Intusschen, wanneer dit laatste tot de uitzondereingen behoort,
en wanneer het Corps zelf daartoe geenerlei aanleiding geeft,
maar zijn lidmaatschap zonder eenige beperking of belemmering
voor allen, die aan de Vrije Universiteit student zijn, openstelt
en openhoudt, kan er weinig bezwaar zijn, de absolute uitdrukking
„het studentencorps” toch te gebruiken.
Dat er zulk een Corps bestaat, kan in sommige opzichten
wenschelijk geacht worden. Bepaald noodig is het zeker niet.

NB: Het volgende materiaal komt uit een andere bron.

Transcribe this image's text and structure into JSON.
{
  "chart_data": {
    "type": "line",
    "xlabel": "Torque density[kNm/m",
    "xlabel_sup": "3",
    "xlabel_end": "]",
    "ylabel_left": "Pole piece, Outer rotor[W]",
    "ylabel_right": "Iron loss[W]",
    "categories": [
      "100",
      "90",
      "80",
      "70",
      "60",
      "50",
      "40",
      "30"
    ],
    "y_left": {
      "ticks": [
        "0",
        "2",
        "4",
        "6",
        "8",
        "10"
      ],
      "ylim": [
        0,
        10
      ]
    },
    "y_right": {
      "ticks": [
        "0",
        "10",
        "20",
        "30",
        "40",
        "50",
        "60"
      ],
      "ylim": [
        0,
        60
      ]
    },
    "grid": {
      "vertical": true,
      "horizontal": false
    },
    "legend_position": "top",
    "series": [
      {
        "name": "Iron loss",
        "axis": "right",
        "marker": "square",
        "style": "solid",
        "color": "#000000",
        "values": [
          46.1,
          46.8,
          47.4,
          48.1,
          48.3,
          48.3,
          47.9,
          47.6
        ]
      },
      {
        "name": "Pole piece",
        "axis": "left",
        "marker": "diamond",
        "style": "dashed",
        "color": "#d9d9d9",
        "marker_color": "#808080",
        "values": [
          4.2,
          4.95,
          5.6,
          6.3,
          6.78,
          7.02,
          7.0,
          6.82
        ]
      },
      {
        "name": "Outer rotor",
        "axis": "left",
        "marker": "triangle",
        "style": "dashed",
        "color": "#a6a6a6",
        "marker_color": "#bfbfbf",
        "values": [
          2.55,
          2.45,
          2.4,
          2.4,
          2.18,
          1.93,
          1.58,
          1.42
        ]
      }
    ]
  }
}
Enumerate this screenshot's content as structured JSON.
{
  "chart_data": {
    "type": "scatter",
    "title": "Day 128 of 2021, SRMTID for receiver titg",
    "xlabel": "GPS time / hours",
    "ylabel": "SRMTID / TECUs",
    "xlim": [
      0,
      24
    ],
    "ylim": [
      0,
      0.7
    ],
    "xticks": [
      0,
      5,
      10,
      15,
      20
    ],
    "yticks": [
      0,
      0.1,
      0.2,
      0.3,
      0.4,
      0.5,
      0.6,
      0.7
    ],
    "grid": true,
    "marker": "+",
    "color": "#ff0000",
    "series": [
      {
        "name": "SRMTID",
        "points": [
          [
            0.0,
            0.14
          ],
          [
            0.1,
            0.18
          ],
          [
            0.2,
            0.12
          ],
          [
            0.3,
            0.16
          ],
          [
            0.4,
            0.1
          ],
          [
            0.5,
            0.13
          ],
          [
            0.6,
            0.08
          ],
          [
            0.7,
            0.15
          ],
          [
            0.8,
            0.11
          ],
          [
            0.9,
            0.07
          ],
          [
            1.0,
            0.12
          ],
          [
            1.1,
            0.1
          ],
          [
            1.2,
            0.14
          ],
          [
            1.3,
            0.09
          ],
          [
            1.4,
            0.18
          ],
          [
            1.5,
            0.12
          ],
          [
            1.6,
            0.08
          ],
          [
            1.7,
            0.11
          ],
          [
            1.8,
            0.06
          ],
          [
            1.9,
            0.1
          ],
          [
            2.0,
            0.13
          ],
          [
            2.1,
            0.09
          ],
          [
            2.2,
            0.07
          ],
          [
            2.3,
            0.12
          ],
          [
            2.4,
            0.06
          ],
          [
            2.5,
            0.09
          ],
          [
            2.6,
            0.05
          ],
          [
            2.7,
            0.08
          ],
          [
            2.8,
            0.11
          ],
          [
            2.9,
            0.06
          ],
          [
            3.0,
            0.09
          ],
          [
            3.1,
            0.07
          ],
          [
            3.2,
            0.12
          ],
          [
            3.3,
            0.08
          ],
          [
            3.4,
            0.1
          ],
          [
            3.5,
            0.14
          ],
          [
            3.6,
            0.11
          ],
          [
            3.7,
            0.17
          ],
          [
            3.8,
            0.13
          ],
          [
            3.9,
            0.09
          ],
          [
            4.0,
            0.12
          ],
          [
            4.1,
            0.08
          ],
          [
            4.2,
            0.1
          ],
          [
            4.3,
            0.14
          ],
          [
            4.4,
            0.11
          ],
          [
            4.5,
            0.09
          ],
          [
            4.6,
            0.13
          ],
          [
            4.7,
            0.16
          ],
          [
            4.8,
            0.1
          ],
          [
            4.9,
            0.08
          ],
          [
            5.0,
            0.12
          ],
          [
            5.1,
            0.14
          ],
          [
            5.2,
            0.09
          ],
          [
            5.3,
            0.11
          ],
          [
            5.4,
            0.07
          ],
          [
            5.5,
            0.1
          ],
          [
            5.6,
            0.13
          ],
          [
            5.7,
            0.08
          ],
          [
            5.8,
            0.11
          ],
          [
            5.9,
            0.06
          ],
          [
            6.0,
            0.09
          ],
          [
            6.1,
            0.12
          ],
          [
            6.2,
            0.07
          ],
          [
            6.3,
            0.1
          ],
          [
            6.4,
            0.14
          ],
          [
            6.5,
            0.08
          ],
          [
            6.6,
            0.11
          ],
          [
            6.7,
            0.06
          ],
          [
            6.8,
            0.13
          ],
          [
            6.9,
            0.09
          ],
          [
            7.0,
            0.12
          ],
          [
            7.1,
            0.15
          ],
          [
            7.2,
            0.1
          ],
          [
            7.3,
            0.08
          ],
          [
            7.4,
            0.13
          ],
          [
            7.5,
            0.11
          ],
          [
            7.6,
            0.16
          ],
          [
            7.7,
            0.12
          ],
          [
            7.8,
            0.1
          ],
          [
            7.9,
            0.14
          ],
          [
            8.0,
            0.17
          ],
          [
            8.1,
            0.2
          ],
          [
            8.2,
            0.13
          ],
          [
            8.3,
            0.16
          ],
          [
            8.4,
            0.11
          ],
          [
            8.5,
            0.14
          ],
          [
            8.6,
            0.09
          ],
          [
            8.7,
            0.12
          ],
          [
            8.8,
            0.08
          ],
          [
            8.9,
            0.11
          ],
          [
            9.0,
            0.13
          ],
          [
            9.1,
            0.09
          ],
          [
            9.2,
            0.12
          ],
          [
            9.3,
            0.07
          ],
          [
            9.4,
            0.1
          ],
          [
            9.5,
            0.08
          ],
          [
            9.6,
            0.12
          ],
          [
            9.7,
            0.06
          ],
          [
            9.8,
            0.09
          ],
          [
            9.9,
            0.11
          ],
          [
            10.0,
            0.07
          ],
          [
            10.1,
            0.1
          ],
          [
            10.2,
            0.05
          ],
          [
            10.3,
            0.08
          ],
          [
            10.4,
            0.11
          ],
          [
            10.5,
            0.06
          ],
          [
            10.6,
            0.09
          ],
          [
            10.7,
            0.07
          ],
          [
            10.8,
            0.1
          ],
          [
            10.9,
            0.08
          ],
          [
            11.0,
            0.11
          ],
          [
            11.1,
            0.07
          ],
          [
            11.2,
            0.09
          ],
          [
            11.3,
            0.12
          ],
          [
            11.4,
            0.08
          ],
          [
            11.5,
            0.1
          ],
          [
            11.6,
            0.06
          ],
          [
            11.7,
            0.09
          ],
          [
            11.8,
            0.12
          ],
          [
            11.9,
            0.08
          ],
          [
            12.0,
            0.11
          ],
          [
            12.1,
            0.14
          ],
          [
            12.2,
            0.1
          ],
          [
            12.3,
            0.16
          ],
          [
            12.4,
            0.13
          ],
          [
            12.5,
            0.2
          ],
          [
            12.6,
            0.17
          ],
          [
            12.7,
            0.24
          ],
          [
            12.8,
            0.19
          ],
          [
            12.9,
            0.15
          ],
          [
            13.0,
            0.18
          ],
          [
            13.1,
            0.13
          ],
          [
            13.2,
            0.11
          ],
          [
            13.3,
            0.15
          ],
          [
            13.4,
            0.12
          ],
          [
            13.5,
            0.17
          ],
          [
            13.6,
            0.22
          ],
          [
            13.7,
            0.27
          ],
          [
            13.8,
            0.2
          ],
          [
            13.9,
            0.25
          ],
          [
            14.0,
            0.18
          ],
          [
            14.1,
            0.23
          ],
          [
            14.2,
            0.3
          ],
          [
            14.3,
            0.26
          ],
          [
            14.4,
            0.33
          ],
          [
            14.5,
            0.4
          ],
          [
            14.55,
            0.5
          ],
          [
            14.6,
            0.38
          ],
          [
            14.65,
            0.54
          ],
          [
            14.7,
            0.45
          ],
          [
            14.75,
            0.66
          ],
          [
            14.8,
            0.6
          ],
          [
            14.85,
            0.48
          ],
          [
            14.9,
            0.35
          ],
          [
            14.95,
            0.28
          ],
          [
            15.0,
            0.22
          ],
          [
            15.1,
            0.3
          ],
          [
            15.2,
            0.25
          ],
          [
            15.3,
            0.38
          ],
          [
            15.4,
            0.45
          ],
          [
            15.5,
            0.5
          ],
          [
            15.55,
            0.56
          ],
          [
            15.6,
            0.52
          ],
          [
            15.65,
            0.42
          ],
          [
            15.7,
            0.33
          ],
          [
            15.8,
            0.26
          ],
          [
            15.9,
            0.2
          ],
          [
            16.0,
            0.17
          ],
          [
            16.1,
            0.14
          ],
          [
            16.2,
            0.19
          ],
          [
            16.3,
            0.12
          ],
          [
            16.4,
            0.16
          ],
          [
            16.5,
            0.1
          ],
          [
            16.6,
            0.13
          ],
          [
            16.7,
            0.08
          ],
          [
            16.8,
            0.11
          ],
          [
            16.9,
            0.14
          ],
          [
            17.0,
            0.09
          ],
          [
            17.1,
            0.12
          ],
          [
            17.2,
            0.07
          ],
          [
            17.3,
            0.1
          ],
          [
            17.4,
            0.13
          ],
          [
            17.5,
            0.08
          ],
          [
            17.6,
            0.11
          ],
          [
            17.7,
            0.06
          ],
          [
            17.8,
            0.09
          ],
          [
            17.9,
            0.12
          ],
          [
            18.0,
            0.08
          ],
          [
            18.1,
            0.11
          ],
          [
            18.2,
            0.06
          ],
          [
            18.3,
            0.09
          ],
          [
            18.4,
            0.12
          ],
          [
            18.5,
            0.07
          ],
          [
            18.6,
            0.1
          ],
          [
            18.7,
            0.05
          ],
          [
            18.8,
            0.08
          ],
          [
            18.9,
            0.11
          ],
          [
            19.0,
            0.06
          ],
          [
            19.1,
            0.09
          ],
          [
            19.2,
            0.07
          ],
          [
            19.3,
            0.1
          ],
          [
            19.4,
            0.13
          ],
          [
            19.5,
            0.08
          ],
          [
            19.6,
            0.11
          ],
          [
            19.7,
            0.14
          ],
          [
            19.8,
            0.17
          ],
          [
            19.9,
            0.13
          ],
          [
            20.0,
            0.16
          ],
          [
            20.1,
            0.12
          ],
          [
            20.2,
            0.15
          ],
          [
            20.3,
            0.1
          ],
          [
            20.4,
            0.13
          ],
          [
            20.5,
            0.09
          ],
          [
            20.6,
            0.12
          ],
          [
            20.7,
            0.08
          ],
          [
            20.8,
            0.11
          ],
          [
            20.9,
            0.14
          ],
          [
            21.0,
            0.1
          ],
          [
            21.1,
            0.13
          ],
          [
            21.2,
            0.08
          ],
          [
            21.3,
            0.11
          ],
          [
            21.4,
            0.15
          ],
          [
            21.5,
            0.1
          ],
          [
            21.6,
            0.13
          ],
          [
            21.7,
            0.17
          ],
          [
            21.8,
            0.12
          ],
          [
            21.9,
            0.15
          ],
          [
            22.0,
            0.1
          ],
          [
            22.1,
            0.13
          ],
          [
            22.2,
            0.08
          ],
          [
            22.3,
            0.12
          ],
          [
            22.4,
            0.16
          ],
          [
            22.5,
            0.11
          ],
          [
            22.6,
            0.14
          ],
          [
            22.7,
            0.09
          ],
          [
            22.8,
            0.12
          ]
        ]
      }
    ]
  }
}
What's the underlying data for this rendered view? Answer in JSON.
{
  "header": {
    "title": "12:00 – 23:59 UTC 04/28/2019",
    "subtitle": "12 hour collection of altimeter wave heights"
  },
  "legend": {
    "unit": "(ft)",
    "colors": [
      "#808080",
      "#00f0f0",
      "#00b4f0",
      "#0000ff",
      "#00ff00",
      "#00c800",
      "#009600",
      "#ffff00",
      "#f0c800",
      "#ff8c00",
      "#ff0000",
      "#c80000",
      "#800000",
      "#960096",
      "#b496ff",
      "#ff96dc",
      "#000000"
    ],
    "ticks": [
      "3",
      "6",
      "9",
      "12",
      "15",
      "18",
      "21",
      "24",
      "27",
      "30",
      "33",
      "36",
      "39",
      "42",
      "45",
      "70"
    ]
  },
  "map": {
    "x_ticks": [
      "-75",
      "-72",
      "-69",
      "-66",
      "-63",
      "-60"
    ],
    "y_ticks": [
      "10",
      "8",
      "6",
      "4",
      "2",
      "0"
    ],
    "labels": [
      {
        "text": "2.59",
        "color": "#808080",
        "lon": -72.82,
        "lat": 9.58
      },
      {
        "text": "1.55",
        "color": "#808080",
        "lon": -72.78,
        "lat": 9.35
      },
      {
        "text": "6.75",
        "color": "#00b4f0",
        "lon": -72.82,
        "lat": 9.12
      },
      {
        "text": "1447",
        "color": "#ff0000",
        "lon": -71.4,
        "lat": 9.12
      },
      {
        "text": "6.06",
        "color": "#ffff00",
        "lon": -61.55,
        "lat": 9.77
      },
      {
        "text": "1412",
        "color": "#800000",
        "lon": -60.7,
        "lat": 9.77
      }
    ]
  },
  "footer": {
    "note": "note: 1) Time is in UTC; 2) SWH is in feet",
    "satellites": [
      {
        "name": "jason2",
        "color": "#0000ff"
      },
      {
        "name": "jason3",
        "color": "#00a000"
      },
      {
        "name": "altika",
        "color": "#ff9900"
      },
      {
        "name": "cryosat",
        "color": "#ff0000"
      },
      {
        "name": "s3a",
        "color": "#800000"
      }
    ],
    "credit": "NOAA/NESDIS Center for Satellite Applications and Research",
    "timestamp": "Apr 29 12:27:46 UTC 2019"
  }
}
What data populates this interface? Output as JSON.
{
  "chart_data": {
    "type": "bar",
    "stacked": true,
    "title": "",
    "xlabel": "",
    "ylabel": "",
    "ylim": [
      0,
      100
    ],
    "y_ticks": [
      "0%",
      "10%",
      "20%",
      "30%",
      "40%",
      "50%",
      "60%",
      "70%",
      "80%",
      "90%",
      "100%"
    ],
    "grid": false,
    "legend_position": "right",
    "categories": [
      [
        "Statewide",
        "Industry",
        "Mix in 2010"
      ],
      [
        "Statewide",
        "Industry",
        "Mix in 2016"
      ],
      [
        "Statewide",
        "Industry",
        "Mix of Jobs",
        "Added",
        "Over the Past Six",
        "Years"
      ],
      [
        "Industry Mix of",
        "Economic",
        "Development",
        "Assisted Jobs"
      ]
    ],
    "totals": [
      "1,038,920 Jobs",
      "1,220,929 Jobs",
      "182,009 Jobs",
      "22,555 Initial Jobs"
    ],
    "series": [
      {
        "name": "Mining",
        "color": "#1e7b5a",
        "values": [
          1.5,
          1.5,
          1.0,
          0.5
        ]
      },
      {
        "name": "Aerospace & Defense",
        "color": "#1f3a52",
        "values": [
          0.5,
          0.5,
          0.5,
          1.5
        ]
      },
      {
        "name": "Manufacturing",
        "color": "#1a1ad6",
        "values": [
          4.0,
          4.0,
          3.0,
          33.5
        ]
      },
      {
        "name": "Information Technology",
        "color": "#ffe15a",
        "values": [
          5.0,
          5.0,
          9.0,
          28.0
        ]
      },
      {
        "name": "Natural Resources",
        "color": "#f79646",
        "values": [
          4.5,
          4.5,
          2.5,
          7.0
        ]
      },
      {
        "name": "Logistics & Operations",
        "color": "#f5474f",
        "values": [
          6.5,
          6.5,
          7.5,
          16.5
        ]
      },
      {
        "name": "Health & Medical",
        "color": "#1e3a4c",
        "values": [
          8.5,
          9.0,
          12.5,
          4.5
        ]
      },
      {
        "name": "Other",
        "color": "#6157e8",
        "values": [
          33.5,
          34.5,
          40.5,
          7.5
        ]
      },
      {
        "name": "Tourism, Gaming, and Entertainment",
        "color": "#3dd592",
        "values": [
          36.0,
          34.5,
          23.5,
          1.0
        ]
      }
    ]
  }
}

Trouwens aan verre de meeste Universiteiten, beide in Europa en
in Amerika, wordt een dergelijk Corps niet gevonden. Maar het kan
toch goeden dienst doen voor de behartiging van belangen, die
alle studenten met elkander gemeen hebben, en voor onderscheidene
gevallen, waarin het gewenscht is dat zij gezamenlijk kunnen
optreden.
Bij een zoodanig Corps nu volgt van zelf uit zijn naam en uit
zijn geheele optreden, dat ieder die als student aan de Vrije
Universiteit is ingeschreven, aanstonds, en alleen op vertoon
zijner inschrijvingsbul, als lid van het Corps wordt aangenomen.
Met name een novitiaat, d.i. een voorafgaande proeftijd, is dan
onbestaanbaar. Het Corps, zulks toch eischende, zou daarmede
zichzelf verloochenen, en niet langer „het
studentencorps” kunnen genoemd worden.
En ook volgt uit dien naam en uit dat geheele optreden, dat de
grondslag van vereeniging en de band van samenvoeging niet op
zulk een wijze kan bepaald worden, dat studenten van de Vrije
Universiteit reeds daardoor van het Corps zouden kunnen
uitgesloten worden. Met name kan die grondslag en die band niet
gesteld worden in de belijdenis der Gereformeerde beginselen;
want men kan student zijn aan de Vrije Universiteit, zonder
persoonlijk die belijdenis te zijn toegedaan, maar men zou in dit
geval geen lid kunnen zijn van een Corps, dat als zoodanig een
gereformeerd karakter had. Door dat zeer bepaalde karakter zou
het Corps dus ook uitspreken „het studentencorps” niet
te zijn.
In het gezegde ligt nu echter niet opgesloten, dat het Corps der
studenten aan de Vrije Universiteit zou geroepen zijn, in
godsdienstig opzicht absoluut neutraal op te treden. Ook een
ongeloovige kan er lid van zijn; maar hij kan niet geacht worden,
daarin den toon te moeten aangeven, zoodat alle anderen zelfs in
het geval zouden komen, van hunne conscientie geweld te moeten
aandoen. Juist integendeel, aan de Vrije Universiteit, waar alle
onderwijs geheel en uitsluitend rust op den grondslag der
gereformeerde beginselen (art. 2: Statuten, Vereeniging Hooger
Onderwijs op Gereformeerden Grondslag), waar het mede aan de
studenten als roeping wordt voorgehouden om, gedachtig aan het
„nil contra Deum aut bonos mores”, de Universiteit te helpen
dienstbaar maken aan de bevordering van Gods eer en van
godzaligheid in den lande (art. 24, Regl. der Vrije Universiteit)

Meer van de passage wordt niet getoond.